Wealden’s chief executive responded: “I am sorry this is causing a delay to build out of the site. You appreciate that 100% CIL relief at this scale will have a major impact on our evolving infrastructure pot. This is a new issue for Wealden and as such, we required legal advice to provide certainty for all.”
Wealden later refused the application noting the s106 agreement limited affordable housing to 35% and that Stonewater had not sought approval for a higher proportion.
The council said it could properly have regard to the extent to which the additional dwellings would affect the provision of infrastructure.
Thornton J said: “In my assessment, the language…points to an interpretation that the agreement controls the amount of affordable housing that can come forward, by fixing a specific requirement of 59 dwellings or 35% affordable housing.
“Paragraph 2(iii) of Schedule 1 says that precisely 35% of the units in any phase must be affordable. Accordingly, if the development proceeds in multiple phases, there must be 35% in each phase and thus, inevitably, as a matter of maths, 35% in aggregate.”

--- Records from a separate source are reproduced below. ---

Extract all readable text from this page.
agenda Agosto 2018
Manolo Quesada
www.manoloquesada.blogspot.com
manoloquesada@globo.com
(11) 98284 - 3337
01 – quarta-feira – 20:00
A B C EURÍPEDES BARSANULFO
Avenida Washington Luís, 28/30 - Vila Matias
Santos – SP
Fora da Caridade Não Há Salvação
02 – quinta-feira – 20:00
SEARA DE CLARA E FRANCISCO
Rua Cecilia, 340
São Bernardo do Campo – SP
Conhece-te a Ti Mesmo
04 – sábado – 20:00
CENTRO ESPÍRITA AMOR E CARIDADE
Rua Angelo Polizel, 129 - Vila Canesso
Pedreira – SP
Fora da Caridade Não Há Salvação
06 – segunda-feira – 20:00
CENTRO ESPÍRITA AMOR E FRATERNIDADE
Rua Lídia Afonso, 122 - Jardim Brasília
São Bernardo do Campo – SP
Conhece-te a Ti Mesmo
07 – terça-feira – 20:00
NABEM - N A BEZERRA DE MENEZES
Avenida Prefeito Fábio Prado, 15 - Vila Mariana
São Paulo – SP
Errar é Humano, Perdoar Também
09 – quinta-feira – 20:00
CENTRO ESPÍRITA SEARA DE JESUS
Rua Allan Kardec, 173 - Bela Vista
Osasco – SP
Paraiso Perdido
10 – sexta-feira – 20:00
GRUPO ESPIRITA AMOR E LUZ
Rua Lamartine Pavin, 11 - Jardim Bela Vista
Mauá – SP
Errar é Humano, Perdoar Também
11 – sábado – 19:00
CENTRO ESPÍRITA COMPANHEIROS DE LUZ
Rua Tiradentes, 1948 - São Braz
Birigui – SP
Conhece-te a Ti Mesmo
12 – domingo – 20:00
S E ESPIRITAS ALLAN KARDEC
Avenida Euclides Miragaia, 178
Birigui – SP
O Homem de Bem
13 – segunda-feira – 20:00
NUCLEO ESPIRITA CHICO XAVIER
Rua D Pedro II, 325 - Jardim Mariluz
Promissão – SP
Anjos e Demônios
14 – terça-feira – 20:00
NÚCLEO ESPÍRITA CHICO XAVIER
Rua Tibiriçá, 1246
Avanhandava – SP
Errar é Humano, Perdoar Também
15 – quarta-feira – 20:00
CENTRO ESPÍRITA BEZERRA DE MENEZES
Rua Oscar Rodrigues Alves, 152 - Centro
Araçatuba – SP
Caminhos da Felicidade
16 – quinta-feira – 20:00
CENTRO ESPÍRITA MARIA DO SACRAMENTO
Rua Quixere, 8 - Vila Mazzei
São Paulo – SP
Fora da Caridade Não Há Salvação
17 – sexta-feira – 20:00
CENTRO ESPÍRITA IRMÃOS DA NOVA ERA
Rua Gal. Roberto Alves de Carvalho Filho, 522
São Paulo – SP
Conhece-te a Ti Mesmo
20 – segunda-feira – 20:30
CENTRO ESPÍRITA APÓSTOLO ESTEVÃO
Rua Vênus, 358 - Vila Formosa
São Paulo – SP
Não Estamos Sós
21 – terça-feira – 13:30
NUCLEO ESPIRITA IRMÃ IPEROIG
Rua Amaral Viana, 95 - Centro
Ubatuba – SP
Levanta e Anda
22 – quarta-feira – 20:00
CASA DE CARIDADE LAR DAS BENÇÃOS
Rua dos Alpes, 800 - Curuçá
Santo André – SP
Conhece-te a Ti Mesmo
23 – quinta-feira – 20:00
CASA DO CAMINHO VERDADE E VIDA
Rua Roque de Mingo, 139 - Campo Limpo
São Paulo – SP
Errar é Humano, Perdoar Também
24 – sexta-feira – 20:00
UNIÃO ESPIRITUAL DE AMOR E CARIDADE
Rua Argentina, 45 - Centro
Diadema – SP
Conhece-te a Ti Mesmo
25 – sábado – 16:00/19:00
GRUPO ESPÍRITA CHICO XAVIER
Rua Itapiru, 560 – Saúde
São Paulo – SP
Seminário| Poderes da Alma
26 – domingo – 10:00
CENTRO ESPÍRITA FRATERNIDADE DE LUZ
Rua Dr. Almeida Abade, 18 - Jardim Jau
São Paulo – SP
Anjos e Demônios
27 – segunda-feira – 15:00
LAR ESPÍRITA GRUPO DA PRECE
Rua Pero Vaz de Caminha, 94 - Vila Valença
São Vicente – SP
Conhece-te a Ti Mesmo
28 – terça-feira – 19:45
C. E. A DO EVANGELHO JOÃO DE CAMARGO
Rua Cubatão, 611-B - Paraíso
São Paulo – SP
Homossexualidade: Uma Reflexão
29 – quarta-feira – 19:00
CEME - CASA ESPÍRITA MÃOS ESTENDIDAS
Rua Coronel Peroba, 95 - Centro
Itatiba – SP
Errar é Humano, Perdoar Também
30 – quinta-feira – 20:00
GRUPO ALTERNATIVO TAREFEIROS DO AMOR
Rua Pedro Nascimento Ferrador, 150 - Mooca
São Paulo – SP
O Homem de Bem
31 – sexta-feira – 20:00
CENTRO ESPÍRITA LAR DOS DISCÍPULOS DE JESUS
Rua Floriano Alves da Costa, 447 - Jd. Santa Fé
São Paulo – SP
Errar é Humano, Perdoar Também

The judge said this meant that a scheme which provides less, or more, units of affordable housing would not comply with the s106 requirement to provide 59 units though the council could vary the agreement or enter into a new one.
She said:”By imposing a precise number of affordable housing, rather than a ‘floor', the Section 106 is doing no more than giving effect to the planning application before it, which was for a scheme of 35% affordable housing, and hence to the expectations of both the developer at the time and the defendant in granting permission.”
Stonewater had also sought to make “an apparently illogical and unexplained distinction between development in multiple and single phases”
Wealden had proposed to negotiate a fresh s106 agreement, but Stonewater did not take this up this offer.
Thornton J concluded: “Social housing relief is mandatory relief, where the relevant conditions are met. But where, as here, the conditions could only be satisfied if the council first exercised some separate and freestanding discretion (to vary the section 106 or enter into a fresh agreement) and where it was open to the council to have regard to a matter such as infrastructure provision in exercising that discretion, the council was entitled to make the point that, in exercising that discretion, it would be entitled to have regard to the impact on infrastructure.
“But the critical and more general reason, given in the previous paragraph was simply that, unless and until the council had decided to approve 100% affordable housing, the council could not be satisfied that all of the dwellings would be qualifying dwellings.”